Duke Health researchers have successfully created a checklist for patients with staphylococcal bloodstream infections to determine which patients can terminate antibiotic treatment sooner than others.

Using what was known in medical literature and clinical experience, researchers at Duke were able to develop and test an algorithm that can successfully determine and decrease the amount of antibiotics that people afflicted with staph infection must use. This algorithm was shown to help patients with uncomplicated staph infections stop antibiotics almost two days sooner than patients that received standard care, transforming the way antibiotics are used.

Staphylococcus is a type of bacteria that can invade the body through abrasions or cuts and spread to different parts of the body to cause numerous deadly diseases. 

Thomas Holland, assistant professor of medicine, said his team decided to target staph infections because it is the most common bloodstream infection seen in hospitals.

“[Staph infections] cause a lot of morbidity and even mortality, especially staph aureus. It’s a type that's associated with high mortality," Holland said. "And so, the ability to improve the way we manage these infections was the impetus to do the work."

Treatment of staph infections involves heavy antibiotic use. Currently, Vancomycin is the most prescribed antibiotic in hospitals in the United States to treat a serious type of infection—infections by gram-positive bacteria. 

However, with the widespread use of this antibiotic, the bacteria the antibiotic is supposed to target has naturally and rapidly developed a resistance. Some staph infections already no longer respond, putting the lives of many patients in jeopardy.

“Antibiotic resistance is certainly at the forefront of our concerns in infectious disease and in medical care in general. Staph aureus is one of the pathogens that the [Centers for Disease Control and Prevention] has identified as a priority pathogen that we need better treatments for,” Holland said.

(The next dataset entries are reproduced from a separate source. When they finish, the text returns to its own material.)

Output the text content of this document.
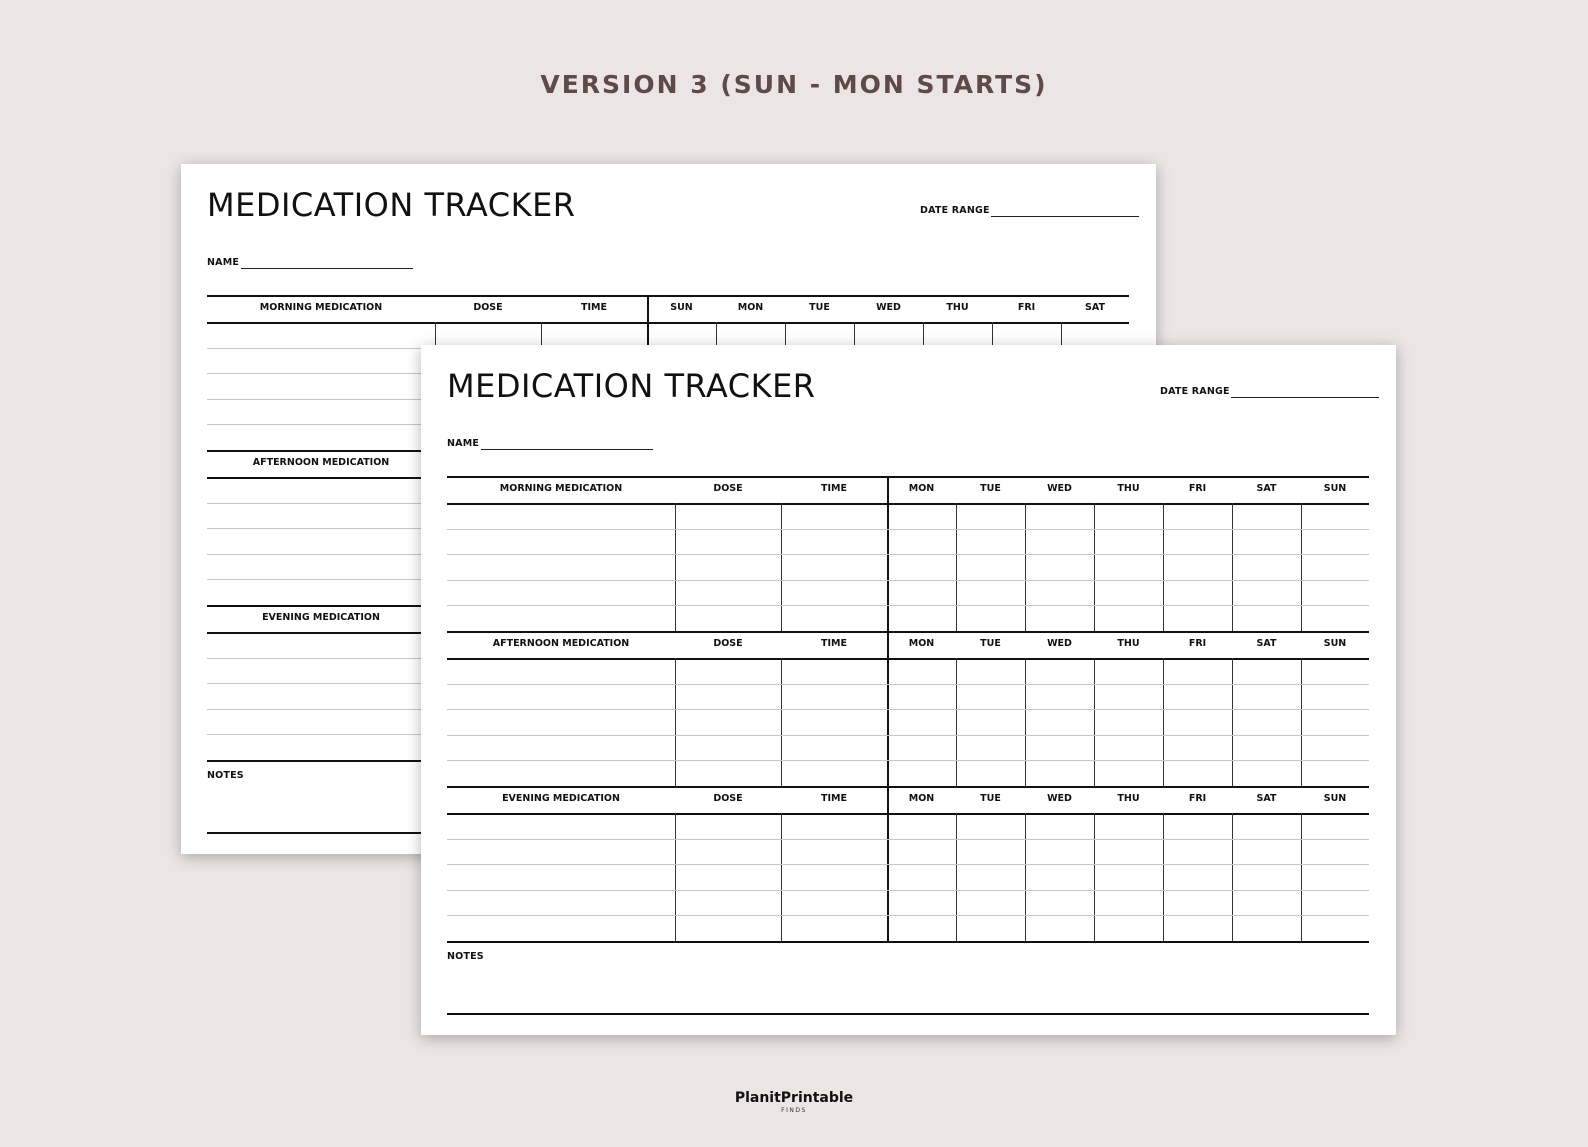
VERSION 3 (SUN - MON STARTS)
MEDICATION TRACKER	DATE RANGE
NAME
MORNING MEDICATION	DOSE	TIME	SUN	MON	TUE	WED	THU	FRI	SAT
AFTERNOON MEDICATION
EVENING MEDICATION
NOTES
MEDICATION TRACKER	DATE RANGE
NAME
MORNING MEDICATION	DOSE	TIME	MON	TUE	WED	THU	FRI	SAT	SUN
AFTERNOON MEDICATION	DOSE	TIME	MON	TUE	WED	THU	FRI	SAT	SUN
EVENING MEDICATION	DOSE	TIME	MON	TUE	WED	THU	FRI	SAT	SUN
NOTES
PlanitPrintable
FINDS
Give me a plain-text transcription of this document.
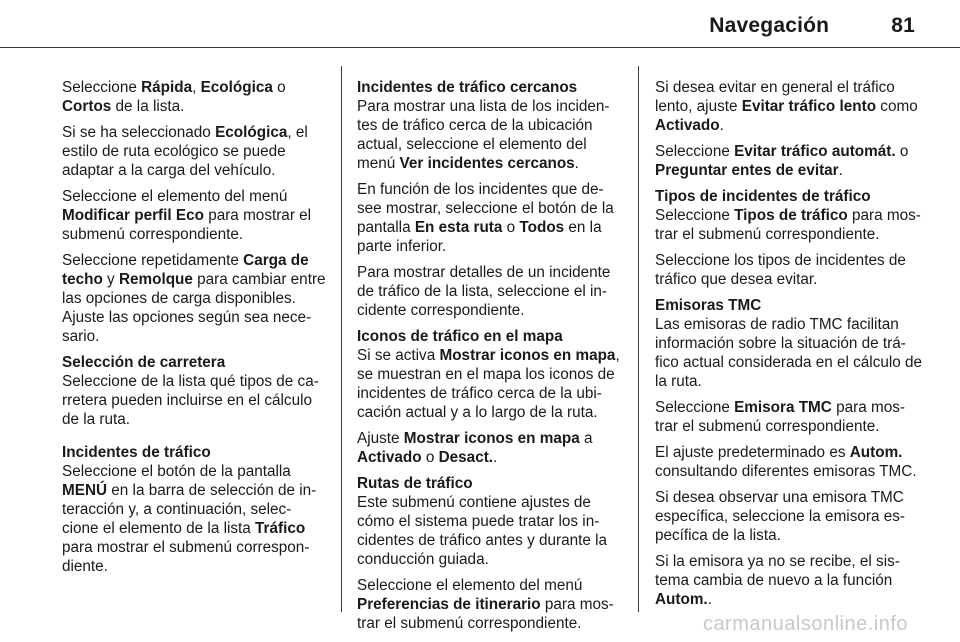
Navegación	81

Seleccione Rápida, Ecológica o Cortos de la lista.

Si se ha seleccionado Ecológica, el estilo de ruta ecológico se puede adaptar a la carga del vehículo.

Seleccione el elemento del menú Modificar perfil Eco para mostrar el submenú correspondiente.

Seleccione repetidamente Carga de techo y Remolque para cambiar entre las opciones de carga disponibles. Ajuste las opciones según sea nece-sario.

Selección de carretera
Seleccione de la lista qué tipos de ca-rretera pueden incluirse en el cálculo de la ruta.

Incidentes de tráfico
Seleccione el botón de la pantalla MENÚ en la barra de selección de in-teracción y, a continuación, selec-cione el elemento de la lista Tráfico para mostrar el submenú correspon-diente.

Incidentes de tráfico cercanos
Para mostrar una lista de los inciden-tes de tráfico cerca de la ubicación actual, seleccione el elemento del menú Ver incidentes cercanos.

En función de los incidentes que de-see mostrar, seleccione el botón de la pantalla En esta ruta o Todos en la parte inferior.

Para mostrar detalles de un incidente de tráfico de la lista, seleccione el in-cidente correspondiente.

Iconos de tráfico en el mapa
Si se activa Mostrar iconos en mapa, se muestran en el mapa los iconos de incidentes de tráfico cerca de la ubi-cación actual y a lo largo de la ruta.

Ajuste Mostrar iconos en mapa a Activado o Desact..

Rutas de tráfico
Este submenú contiene ajustes de cómo el sistema puede tratar los in-cidentes de tráfico antes y durante la conducción guiada.

Seleccione el elemento del menú Preferencias de itinerario para mos-trar el submenú correspondiente.

Si desea evitar en general el tráfico lento, ajuste Evitar tráfico lento como Activado.

Seleccione Evitar tráfico automát. o Preguntar entes de evitar.

Tipos de incidentes de tráfico
Seleccione Tipos de tráfico para mos-trar el submenú correspondiente.

Seleccione los tipos de incidentes de tráfico que desea evitar.

Emisoras TMC
Las emisoras de radio TMC facilitan información sobre la situación de trá-fico actual considerada en el cálculo de la ruta.

Seleccione Emisora TMC para mos-trar el submenú correspondiente.

El ajuste predeterminado es Autom. consultando diferentes emisoras TMC.

Si desea observar una emisora TMC específica, seleccione la emisora es-pecífica de la lista.

Si la emisora ya no se recibe, el sis-tema cambia de nuevo a la función Autom..

carmanualsonline.info
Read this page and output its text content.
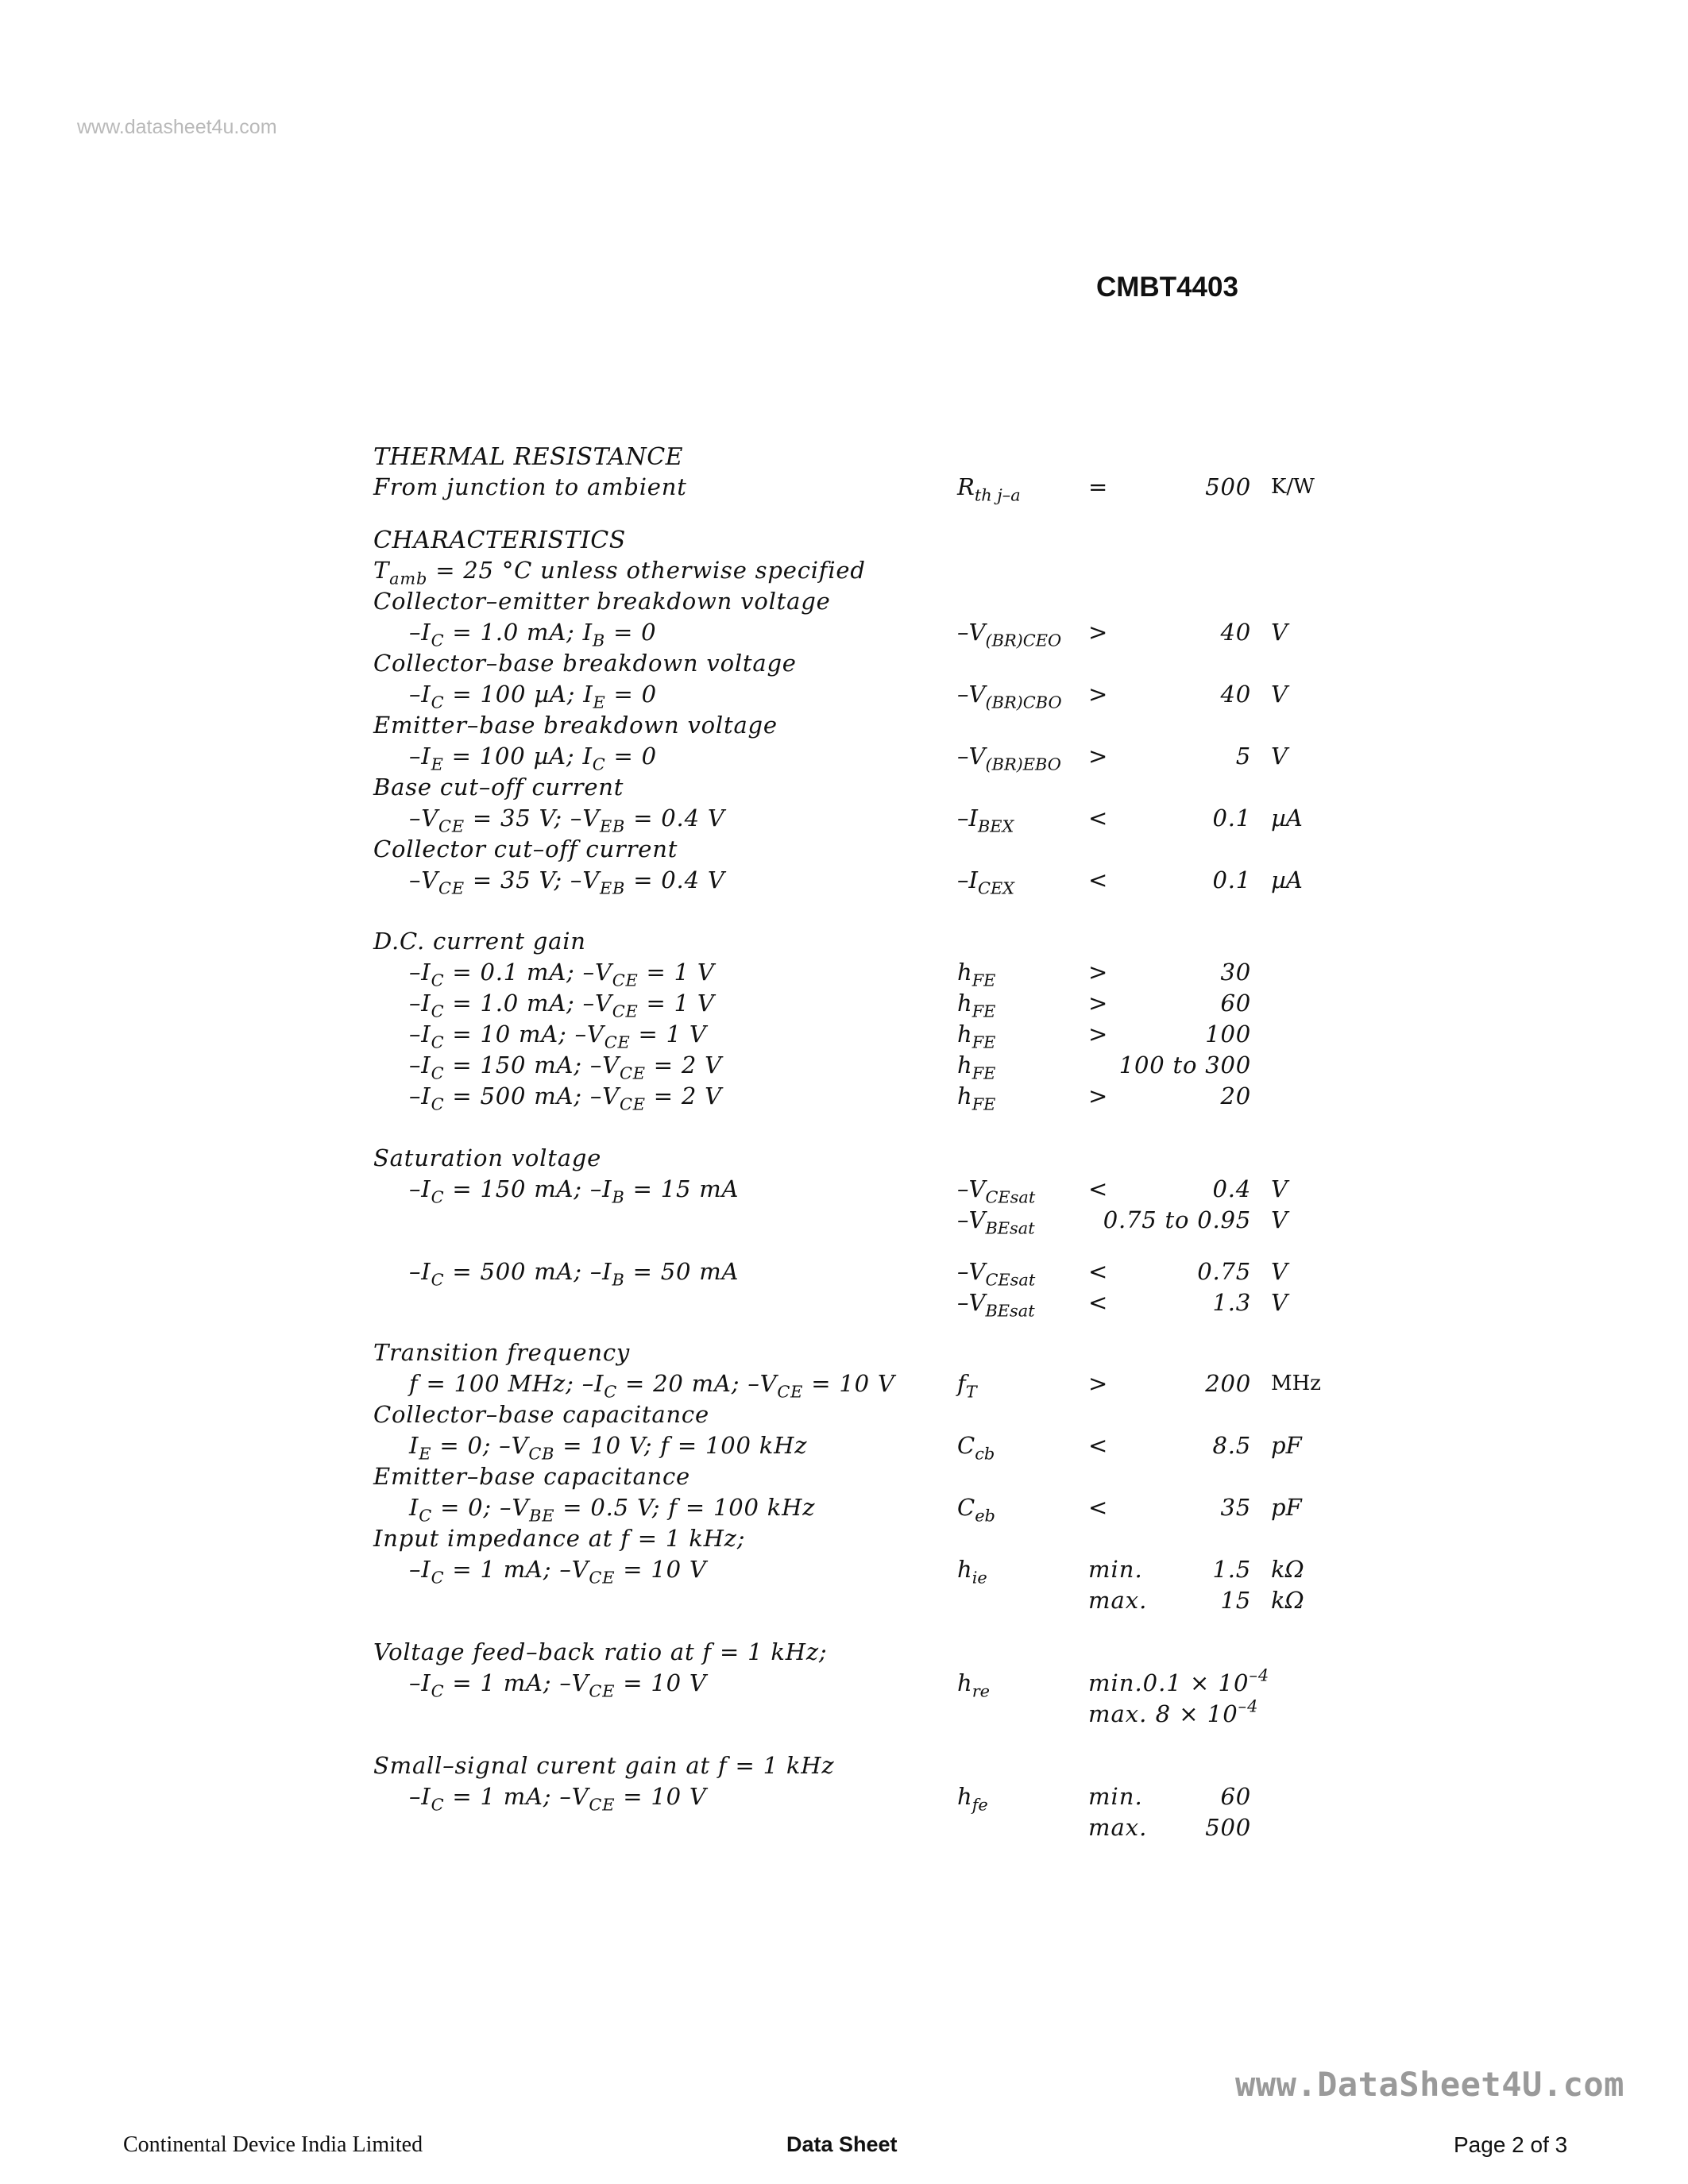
www.datasheet4u.com
CMBT4403
THERMAL RESISTANCE
From junction to ambient	$R_{th j-a}$	=	500 K/W
CHARACTERISTICS
$T_{amb} = 25$ °C unless otherwise specified
Collector–emitter breakdown voltage
$-I_C = 1.0$ mA; $I_B = 0$	$-V_{(BR)CEO}$ >	40 V
Collector–base breakdown voltage
$-I_C = 100$ µA; $I_E = 0$	$-V_{(BR)CBO}$ >	40 V
Emitter–base breakdown voltage
$-I_E = 100$ µA; $I_C = 0$	$-V_{(BR)EBO}$ >	5 V
Base cut–off current
$-V_{CE} = 35$ V; $-V_{EB} = 0.4$ V	$-I_{BEX}$	<	0.1 µA
Collector cut–off current
$-V_{CE} = 35$ V; $-V_{EB} = 0.4$ V	$-I_{CEX}$	<	0.1 µA
D.C. current gain
$-I_C = 0.1$ mA; $-V_{CE} = 1$ V	$h_{FE}$	>	30
$-I_C = 1.0$ mA; $-V_{CE} = 1$ V	$h_{FE}$	>	60
$-I_C = 10$ mA; $-V_{CE} = 1$ V	$h_{FE}$	>	100
$-I_C = 150$ mA; $-V_{CE} = 2$ V	$h_{FE}$	100 to 300
$-I_C = 500$ mA; $-V_{CE} = 2$ V	$h_{FE}$	>	20
Saturation voltage
$-I_C = 150$ mA; $-I_B = 15$ mA	$-V_{CEsat}$ <	0.4 V
$-V_{BEsat}$	0.75 to 0.95 V
$-I_C = 500$ mA; $-I_B = 50$ mA	$-V_{CEsat}$ <	0.75 V
$-V_{BEsat}$ <	1.3 V
Transition frequency
f = 100 MHz; $-I_C = 20$ mA; $-V_{CE} = 10$ V	$f_T$	>	200 MHz
Collector–base capacitance
$I_E = 0$; $-V_{CB} = 10$ V; f = 100 kHz	$C_{cb}$	<	8.5 pF
Emitter–base capacitance
$I_C = 0$; $-V_{BE} = 0.5$ V; f = 100 kHz	$C_{eb}$	<	35 pF
Input impedance at f = 1 kHz;
$-I_C = 1$ mA; $-V_{CE} = 10$ V	$h_{ie}$	min.	1.5 kΩ
max.	15 kΩ
Voltage feed–back ratio at f = 1 kHz;
$-I_C = 1$ mA; $-V_{CE} = 10$ V	$h_{re}$	$\min.0.1 \times 10^{-4}$
max. $8 \times 10^{-4}$
Small–signal curent gain at f = 1 kHz
$-I_C = 1$ mA; $-V_{CE} = 10$ V	$h_{fe}$	min.	60
max.	500
www.DataSheet4U.com
Continental Device India Limited	Data Sheet	Page 2 of 3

With this algorithm, the researchers are trying to achieve a number of goals. Decreasing the amount of antibiotics patients are exposed to could first reduce the side effects for patients and help them avoid prolonged hospital stays. Using less antibiotics also benefits public health by decreasing the likelihood of antibiotic resistance and improving how infectious diseases can be managed and treated.

The study took a total of about nine years from design to publication and involved patients throughout the United States and Spain. During this long, arduous process, one of the most difficult hurdles was enrolling patients with particularly ill cases, as they were unwilling to participate in the research projects for various reasons, Holland said. 

Despite the long process, Holland said that he finds great meaning in his work from personal experiences he’s had in seeing the difficult conditions of his patients as a healthcare provider. 

“I decided to pursue infectious diseases because I really enjoyed thinking about the ability to bring a treatment algorithm to those patients with the prospect of helping manage their infection better," Holland said. "That’s the goal, and that’s what we’re after."